My overarching concept of the human body as a parsimonious entity concludes that hallucinations are side effects of our ability to predict the future. In order to make predictions. we must build virtual worlds in our brain and manipulate the pieces in order to make predictions, a very useful tool for survival. In certain circumstances, these concepts become actually visualized by our brain's occipital cortex, if we lack the proper suppression. We also have very details memories of people, like our parents and friends. Some people might call these mini-thems embedded in our memory. We know what they look like, what clothes they wear, their vocabulary and the sound of their voice. Sometimes we can 'see them clearly' and under the right circumstances such a psychedelics, alcohol withdrawal or mental illness, we might really see them or hear them. This is probably where ghosts and other apparitions come from.

One last thing about hallucinations. Opiates are well now for inducing vivid dreams. Coleridge's poem Xanadu was, allegedly, the transcription of an opium dream. Opiate receptors seem to be implicated in hallucination and in the feeling of being in love, or having met God, if you listen to people who describe the profound effect of their first few experiences with opiates. Some people never lose it. One 55 year old heroine addict told me, after I asked him why he was still using, that heroine teaches you things about yourself you can never learn in any other way.

Another idea that Pollan keeps coming back to in his book is that our brains might be like radio receivers that allow us to tap into a universal mind that hovers about us like electromagnetic radiation. Every time he brought this up, I felt as if he wanted it to be true.

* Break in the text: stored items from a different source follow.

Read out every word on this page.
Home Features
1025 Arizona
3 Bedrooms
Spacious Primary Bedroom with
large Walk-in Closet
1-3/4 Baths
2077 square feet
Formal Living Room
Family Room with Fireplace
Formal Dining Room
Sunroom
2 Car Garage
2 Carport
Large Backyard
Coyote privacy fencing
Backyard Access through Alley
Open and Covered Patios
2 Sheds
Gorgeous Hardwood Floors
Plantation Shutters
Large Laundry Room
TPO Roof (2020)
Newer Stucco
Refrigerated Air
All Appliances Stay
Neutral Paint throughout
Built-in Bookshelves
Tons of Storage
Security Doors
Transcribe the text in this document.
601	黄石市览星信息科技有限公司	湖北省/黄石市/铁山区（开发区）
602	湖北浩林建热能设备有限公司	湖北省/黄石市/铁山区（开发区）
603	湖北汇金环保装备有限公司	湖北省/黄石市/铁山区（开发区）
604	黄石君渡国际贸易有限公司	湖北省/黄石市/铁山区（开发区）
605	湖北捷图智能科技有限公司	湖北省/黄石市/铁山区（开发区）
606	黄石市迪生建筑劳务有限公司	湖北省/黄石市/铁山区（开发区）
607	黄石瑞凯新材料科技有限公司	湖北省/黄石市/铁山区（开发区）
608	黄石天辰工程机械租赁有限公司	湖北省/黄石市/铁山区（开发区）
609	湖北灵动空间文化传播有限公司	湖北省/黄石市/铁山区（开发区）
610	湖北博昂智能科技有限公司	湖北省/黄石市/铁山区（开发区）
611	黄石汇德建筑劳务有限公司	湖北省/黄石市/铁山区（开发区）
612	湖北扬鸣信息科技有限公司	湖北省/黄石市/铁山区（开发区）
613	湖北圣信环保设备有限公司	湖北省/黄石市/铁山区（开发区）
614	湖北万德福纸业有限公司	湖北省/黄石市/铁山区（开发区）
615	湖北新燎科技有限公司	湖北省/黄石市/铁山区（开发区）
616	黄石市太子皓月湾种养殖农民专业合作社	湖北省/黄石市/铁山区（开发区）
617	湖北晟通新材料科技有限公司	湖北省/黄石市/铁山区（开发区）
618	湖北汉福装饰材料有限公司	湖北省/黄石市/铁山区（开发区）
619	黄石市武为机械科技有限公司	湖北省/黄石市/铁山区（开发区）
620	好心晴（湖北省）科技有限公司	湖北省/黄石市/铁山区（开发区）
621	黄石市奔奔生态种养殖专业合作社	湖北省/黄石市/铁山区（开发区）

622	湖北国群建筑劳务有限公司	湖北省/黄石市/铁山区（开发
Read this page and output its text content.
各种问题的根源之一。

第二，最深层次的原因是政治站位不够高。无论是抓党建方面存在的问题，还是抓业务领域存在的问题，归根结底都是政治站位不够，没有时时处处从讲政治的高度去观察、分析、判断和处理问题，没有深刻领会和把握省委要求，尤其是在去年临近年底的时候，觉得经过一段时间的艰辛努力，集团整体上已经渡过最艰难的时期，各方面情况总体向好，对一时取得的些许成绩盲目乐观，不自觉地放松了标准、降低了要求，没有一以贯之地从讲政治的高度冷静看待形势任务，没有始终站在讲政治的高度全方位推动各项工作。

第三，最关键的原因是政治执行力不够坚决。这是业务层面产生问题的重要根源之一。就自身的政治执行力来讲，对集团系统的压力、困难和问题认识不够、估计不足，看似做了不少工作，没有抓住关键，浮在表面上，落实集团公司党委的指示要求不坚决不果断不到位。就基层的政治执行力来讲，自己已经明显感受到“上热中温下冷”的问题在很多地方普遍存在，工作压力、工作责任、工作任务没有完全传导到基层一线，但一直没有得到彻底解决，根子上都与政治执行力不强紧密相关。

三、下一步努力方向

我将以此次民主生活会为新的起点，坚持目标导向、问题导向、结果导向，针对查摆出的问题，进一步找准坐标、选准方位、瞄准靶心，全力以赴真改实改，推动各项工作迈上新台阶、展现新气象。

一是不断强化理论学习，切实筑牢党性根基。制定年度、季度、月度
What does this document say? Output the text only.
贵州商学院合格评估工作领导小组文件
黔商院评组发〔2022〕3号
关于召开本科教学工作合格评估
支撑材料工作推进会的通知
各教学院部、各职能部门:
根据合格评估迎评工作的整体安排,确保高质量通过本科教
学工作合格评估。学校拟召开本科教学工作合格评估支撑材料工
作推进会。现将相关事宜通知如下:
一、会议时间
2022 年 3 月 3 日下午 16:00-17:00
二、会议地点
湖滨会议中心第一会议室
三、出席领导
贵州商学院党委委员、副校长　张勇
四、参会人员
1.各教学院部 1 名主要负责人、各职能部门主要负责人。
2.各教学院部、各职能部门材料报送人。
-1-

Universal consciousness is a great idea as is universal connectedness. But, other than the strange behavior of some quantum particles, there is no evidence that a universal mind or universal connectedness exists. Of course we are all connected by our atoms.  After we die our atoms and go on to become something else. It is likely each of our bodies contain a few atoms of Cleopatra.

I loved Michael Pollan's book. I feel the real lesson of psychedelic drugs is 'simplicity is beauty.' Pollan invoked a lot of science, metaphysics, philosophy and religion to explain or clarify what he was saying. If he had taken the statements of many of his subjects at face value he might not have needed to write the book at all. Simple, banal seeming sentiments, such as 'eat right, exercise and don't smoke' hold wisdom. Paul Dudley White, the father of cardiology, when asked for his thoughts about living a long life, said the same thing. Wisdom is present in the simplest things, like Blake, the ultimate tripper, said, 'in a grain of sand'. So, if Pollan had just realized that when one of his subject said 'everything is love' he would have taken it as truth rather than a metaphor, he might have found an answer to all his questions sooner. A wise person is a connoisseur of the common.

States of mind, whether induced by drugs, meditation, breathing, or mental illness, serve a function just as that red, swollen lump on your arm caused by a mosquito bite, serves a function. That function is to enhance the possibility that our genes will be passed along to the next generation. I agree with Michael Pollan that sometimes these states of mind my help staunch mental suffering or addiction, but these are simply positive side effects, and not insights. There is no evidence that an altered state of mind is an open door to a new realm. There is no evidence that our brain is tapping into a universal consciousness. There is no evidence that God exists anywhere but in our deepest memory of that face that took care of us when we first opened our eyes.

I wish I could write like Michael Pollan.